Horne: More people caring for loved ones

Horne: More people caring for loved ones

As this role is taken on by more and more of us, we must band together in a more supportive way

A carer is anyone who cares, unpaid, for a friend or family member who due to illness, disability, a mental health problem or addiction cannot cope without their support. The term is used in the United Kingdom and I prefer it to the word caregiver to define the growing numbers of people who are finding themselves taking on this role. Over eight million Canadians, 28 per cent of our population are providing this type of support, a great majority of which is for aging parents. As the over 65 population in Canada will double by the year 2030, more and more responsibility will be falling to families to care for a spouse, a parent or other friend or relative.

Becoming a carer can affect your life in so many ways. You are often thrust into this role unexpectedly. Life throws a curve ball and you must pick up the bat and start swinging before you really know what hit you. It can leave you emotionally exhausted because of the strain of seeing someone you care about experiencing pain, distress or discomfort. You can find yourself at a loss of how to carry on, as your own life becomes entwined with the many demands that are presented to you on a day by day basis.

As this role is taken on by more and more of us, we must band together in a more supportive way. We can’t hide from the facts of what is happening, we must begin to share the burdens and the rewards so that we can learn from each other. Feeling alone and isolated is often a big part of the carer’s journey. Sharing our stories out in the open as we gain valuable insights, can only have positive, meaningful results for our own well-being and for those perhaps just beginning their own journey of caring for a loved one.

Once you have travelled the worn path of the carer, you can look back and reflect on all the obstacles you have crossed and see more clearly the moments of rewarding love your heart has been overwhelmed with. Sometimes when in the middle of the storm, this is not so easy to see and you need to reach out to others who have lived to tell the tale. They will let you know that all of the emotions you feel and the challenges that you may find daunting in so many ways, are normal. The words spoken from one who has travelled through the trenches themselves, can be the most uplifting and reassuring talisman to help you find the resilience to keep on keeping on.

My sister shared her own very personal story with me on my Engaging in Aging Radio Show on AM1150 on Aug. 20. Caring for her husband of 43 years following his massive stroke seven years ago through the threat of losing him, the years of rehabilitation that followed and the ultimate need to inevitably reclaim her own life, can only be described as inspirational. Please go to the Engaging in Aging Radio Show Facebook page to have a listen, especially if you find your own resilience being hijacked by the many emotions that can make it hard to stay positive and remember that you are not alone.

Resilience is not just a feeling, it is about conscious choice. A choice we each have the power to make. Deri Latimer, a keynote speaker and author, describes what she sees as the five habits of psychological resilience: 1) Decide what you want 2) Be mindful 3) Choose positive 4) Integrate the experience and 5) Take action. My sister Nancy, spoke eloquently on how she brought each of these habits into reality over seven years to find a place of balance and self-nurturing in her own life with what can only be described as a major life changing event.

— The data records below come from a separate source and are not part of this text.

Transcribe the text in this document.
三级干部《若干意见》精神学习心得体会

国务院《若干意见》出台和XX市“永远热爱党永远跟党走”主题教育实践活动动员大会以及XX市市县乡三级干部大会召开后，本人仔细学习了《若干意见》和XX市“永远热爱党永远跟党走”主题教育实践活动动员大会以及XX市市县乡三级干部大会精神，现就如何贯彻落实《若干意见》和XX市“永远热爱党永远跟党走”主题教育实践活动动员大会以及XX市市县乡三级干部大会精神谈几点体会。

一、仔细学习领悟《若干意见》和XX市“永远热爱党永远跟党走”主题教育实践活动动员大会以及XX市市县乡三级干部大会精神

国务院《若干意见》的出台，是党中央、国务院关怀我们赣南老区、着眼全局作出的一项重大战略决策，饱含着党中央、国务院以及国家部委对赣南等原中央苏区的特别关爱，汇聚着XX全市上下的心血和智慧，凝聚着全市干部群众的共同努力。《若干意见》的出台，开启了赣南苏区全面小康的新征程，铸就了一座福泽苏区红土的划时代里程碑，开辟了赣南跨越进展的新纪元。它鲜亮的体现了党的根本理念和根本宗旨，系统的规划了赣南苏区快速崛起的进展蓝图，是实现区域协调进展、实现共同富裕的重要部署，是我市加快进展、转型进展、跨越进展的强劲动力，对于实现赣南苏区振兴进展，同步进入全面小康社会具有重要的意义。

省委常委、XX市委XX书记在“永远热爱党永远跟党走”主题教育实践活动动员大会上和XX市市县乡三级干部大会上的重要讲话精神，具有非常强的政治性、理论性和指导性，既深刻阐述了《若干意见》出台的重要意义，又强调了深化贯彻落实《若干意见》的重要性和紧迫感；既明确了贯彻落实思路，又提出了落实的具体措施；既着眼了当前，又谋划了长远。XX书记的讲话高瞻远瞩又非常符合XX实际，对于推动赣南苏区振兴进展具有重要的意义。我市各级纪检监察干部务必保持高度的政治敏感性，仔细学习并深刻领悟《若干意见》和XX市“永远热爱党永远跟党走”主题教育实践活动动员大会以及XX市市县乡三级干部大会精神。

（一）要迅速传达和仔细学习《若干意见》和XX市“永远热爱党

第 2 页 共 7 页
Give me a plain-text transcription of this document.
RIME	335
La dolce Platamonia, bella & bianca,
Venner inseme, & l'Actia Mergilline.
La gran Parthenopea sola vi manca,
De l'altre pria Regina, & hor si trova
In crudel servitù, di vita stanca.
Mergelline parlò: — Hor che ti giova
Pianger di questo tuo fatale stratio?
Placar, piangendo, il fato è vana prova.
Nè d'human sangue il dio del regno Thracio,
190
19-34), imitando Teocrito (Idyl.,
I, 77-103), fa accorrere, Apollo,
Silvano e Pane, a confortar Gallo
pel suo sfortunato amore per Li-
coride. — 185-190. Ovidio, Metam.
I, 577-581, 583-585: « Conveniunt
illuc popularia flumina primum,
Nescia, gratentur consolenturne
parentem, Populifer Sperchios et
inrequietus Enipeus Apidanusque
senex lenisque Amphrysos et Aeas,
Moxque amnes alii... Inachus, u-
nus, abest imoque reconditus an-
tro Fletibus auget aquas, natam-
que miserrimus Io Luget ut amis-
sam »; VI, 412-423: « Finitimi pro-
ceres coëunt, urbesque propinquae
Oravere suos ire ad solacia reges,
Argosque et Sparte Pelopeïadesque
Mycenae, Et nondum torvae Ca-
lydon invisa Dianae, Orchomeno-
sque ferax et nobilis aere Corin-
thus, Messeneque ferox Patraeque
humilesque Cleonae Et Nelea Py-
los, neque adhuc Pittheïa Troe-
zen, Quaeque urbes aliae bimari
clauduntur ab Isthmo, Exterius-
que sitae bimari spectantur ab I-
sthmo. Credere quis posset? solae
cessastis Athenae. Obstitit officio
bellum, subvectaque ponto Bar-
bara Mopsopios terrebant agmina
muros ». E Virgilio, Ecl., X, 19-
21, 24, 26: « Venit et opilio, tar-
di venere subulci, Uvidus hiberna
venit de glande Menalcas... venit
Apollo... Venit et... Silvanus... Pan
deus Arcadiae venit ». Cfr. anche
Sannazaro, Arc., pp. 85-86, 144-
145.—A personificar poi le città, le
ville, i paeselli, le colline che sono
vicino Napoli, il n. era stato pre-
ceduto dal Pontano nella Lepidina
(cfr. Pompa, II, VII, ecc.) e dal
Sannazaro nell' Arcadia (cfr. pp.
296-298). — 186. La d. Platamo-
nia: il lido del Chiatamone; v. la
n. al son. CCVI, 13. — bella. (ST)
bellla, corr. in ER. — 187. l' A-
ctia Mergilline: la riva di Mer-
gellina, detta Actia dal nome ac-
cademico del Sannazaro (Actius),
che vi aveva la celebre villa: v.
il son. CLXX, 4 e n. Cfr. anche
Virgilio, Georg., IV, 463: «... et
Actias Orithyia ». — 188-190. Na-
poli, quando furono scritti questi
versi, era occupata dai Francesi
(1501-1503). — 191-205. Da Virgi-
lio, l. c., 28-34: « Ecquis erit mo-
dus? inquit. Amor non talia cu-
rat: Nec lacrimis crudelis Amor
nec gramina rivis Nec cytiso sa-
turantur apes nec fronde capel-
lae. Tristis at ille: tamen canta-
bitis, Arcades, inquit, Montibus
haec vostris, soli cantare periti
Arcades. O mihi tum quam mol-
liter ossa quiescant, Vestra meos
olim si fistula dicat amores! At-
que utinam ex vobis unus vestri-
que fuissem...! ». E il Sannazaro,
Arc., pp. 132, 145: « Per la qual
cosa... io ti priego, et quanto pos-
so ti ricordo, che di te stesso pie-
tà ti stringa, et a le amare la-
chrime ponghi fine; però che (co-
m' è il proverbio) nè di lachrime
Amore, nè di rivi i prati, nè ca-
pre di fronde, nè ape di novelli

Janet Dunnett and her twin sister also learned about resilience through the caring of their mother until her death. Once the reflection time began for Janet, she decided to write a book entitled The Dwindling: A Daughter’s Caregiving Journey To The Edge of Life to share her story. As with my own intense experience of caring for my Mom, Janet was inspired to take action and spread the word to others. She has welcomed true resilience into her life, the knowledge that whatever happens, you can get through it. She will be sharing her story on Engaging in Aging this coming Sunday, Aug. 27 at 9 a.m. and will also be reaching out to the Kelowna community with an informal drop in event at Mosaic Books on Tuesday, Aug. 29 between 3 and 5 p.m. She is eager to talk to people and learn about their carer experiences. She will also be at the Vernon Library on Aug. 30 doing a presentation called Caregiving: A Shared Experience from 7 to 9 p.m.

Resilience is a building process. It fortifies you to search for the meaning underlying any difficulty. We can find strength in each other, but it takes joining together. As Zen Master Thich Nhat Hanh says, “No mud, no lotus.” The flowers may take their time to bloom when you are living in the role of carer, but bloom they will.